Hess, the admiralty lawyer, successfully has battled state and federal governments to open shipwrecks, such as the Monitor, to the diving public. He maintains that the public has a right to the underwater aviation wrecks.
“You don’t protect the site by leaving it underwater,” he said. “You protect it by recovering it and restoring it.”
He noted that Neyland headed the recovery efforts of the confederate submarine H.L. Hunley, which sank in 1864 off South Carolina’s coast and was raised in 2000.
“Why raise a submarine and not an airplane?” he said.
Neyland, who joined NHC in 1994 , says he is concerned that some planes are further damaged in the process of being raised, and that often there is no clear plan to preserve their originality.
“If somebody has a good use for the aircraft and can learn something from them, and if they have a good plan for the display, I don’t think we have any real objection,” Neyland said. “I don’t know where Pensacola plans to display the two aircraft from Lake Michigan.”
Neyland also said that some planes have been raised, then used by museums as currency, a transaction authorized by the Secretary of the Navy.
“In the past we did have some concern here about aircraft being traded out of the Navy to pay for other services by the museum and the foundation,” he said. “We questioned whether that was being a good use of the aircraft as a resource.”
Through the Pensacola museum, Lyssenko said he had permits to retrieve two planes, but that those permits expired in 2001 and have not been renewed by the Navy Historical Center.
Lyssenko said the center placed so many additional demands on the projects, including increasingly detailed archaeological reports, that it increased the recovery cost by $80,000 per plane. That increase is passed on to the foundation, or museum, and eventually the Navy, which funds both organizations .

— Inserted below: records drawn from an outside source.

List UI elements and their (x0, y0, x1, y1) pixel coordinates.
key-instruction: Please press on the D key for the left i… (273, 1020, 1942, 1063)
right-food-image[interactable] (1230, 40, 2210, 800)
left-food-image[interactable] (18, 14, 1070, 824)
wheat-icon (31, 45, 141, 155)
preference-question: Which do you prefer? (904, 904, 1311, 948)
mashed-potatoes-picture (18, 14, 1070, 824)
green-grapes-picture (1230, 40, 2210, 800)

Generally, the cost of salvage, depending on water depth, has been between $150,000 and $170,000 a plane, according to Ellis, secretary of the Pensacola museum.
Ellis said that the Navy Historical Center also has added red tape to the salvage process.
“They have taken the position that every aircraft crash site must have an archaeological survey and a fully documented record of the salvage,” he said.